I think it’d be very feasible to develop diagnostics based on CSF. There are other neurodegenerative diseases where doing a spinal fluid test is a normal part of the diagnostic workup. Looking at preon disease in humans, we had done some work a number of years ago to identify a marker there and characterize that, and that’s now a normal part of the diagnosis for Creutzfeldt-Jakob disease, so I think that’s certainly feasible. One can argue it’s more invasive than doing a blood test or saliva, but in the hands of an experienced clinician, it’s not any more complicated than just drawing blood.
 
I think the greater issue is to develop more robust technologies than the normal ones that people think about as proteomics experiments, to develop robust immunoassay-based techniques to make these measurements so that they can be done reliably anywhere.
 
Can your research, at this point, determine where someone is in the Alzheimer’s disease stage, whether they’re in the incipient stage or somewhere more advanced?
 
We have unpublished preliminary observations that suggest to us that the markers do go beyond being able to tell you if you have the disease or not, and they actually seem to change in a way that mimics the clinical outcome.
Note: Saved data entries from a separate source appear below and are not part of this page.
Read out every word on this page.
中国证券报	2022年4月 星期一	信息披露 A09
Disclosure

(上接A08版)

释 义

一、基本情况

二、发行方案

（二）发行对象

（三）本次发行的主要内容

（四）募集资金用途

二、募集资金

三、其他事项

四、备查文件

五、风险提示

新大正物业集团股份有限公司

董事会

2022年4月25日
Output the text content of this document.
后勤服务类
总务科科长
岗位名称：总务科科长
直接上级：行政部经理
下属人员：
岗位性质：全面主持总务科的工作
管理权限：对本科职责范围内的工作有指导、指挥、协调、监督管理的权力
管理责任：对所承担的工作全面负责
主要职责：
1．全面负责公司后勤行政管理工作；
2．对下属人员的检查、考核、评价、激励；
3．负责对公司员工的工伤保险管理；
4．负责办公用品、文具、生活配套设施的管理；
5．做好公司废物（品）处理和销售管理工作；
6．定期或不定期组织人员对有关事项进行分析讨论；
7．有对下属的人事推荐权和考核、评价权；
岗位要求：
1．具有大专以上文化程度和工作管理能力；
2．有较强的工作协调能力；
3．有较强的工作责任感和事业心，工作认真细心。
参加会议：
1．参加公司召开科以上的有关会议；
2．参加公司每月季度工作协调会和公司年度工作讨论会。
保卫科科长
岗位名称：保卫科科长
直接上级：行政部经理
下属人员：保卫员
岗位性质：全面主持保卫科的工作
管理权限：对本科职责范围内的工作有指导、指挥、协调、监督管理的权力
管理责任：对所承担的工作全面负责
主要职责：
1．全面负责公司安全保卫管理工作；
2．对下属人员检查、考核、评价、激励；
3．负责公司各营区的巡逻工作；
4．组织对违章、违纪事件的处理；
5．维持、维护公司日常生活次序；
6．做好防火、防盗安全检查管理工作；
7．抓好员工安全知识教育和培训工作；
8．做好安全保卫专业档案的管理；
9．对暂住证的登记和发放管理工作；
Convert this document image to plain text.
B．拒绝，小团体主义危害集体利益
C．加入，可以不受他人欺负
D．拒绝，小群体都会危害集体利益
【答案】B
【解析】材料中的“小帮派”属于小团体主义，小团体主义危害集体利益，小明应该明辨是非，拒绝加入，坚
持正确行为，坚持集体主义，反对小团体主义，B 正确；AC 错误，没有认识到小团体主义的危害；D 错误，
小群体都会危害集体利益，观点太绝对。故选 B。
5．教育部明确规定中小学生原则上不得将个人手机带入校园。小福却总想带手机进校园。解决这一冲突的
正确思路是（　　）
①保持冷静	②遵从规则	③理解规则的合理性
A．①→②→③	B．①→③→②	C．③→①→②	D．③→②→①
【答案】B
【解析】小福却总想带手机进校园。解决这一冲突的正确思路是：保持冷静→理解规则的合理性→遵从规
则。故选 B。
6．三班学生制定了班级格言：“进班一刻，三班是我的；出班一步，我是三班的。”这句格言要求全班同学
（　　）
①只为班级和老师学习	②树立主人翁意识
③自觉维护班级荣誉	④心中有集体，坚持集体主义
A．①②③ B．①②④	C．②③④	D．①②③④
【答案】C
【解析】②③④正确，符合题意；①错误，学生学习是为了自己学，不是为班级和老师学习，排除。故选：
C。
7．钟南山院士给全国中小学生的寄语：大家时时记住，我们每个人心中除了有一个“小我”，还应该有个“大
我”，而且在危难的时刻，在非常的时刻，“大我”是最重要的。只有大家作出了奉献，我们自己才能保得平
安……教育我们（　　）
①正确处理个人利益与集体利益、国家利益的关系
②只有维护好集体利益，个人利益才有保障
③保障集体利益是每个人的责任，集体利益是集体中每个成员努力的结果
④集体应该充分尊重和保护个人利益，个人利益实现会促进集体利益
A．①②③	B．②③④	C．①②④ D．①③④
But we haven’t published that yet. 
 
Do these biomarker results have therapeutic as well diagnostic potential?
 
It would be inappropriate to say they have therapeutic potential by themselves. We’re looking at that. We do think that they do have the ability to impact the development of new therapies, though, because as drug companies identify new molecules and new interventions, when they do their clinical trials, they need to better assess who has the disease and who doesn’t have the disease, so our markers are useful that way. And we are using them to assess one particular experimental treatment that’s out there, and [are finding] that the markers do a very good job of giving us hints about what’s going on in that therapy.
 
 
Are you familiar with the work that Jing Zhang and his colleagues at the University of Washington are doing? It sounds in some ways that your work is similar.
 
Well, it’s complementary in some ways, I think. They did a shotgun strategy as opposed to [our] gel-based strategy, if I remember right. But I do know that they do very good work, so they’ve been trying to find a good set of samples and took care and time to do that, and they’ve used a shotgun approach, which I think is also very good. I can’t remember [how big their sample size was], how many different subjects they had, but I do know in preliminary observations from the Alzheimer’s meeting in Spain this past summer, that there’s some significant overlap in the names of some of the proteins.
 
Not everything is the same, of course, but there are a number of things that we found that also appear on their list. In a sense that’s a very reassuring finding. It’s complementary in the sense that if two groups using different techniques find similar answers, that’s actually the best possible thing as a scientist.
 
 
What’s next?
 
There are three things. One, there needs to be some independent confirmation and a greater number of subjects have to be studied using these markers to confirm things, because in clinical studies like this, the more subjects you have and the more laboratories you have making these measurements, the more comfortable people will feel with the data.
 
The second is, one can never rely on the current proteomics technologies, either shotgun or gel-based, to do a diagnosis. You have to develop simpler methods like immunoassays, and so we’ve been working pretty actively on that.
 
And a third is for us to look at [this] in the context of treatments and look at how the markers behave and change as people are getting treated and in some cases, if they’re getting better or if they’re not getting better, look at how those markers change and make those correlations.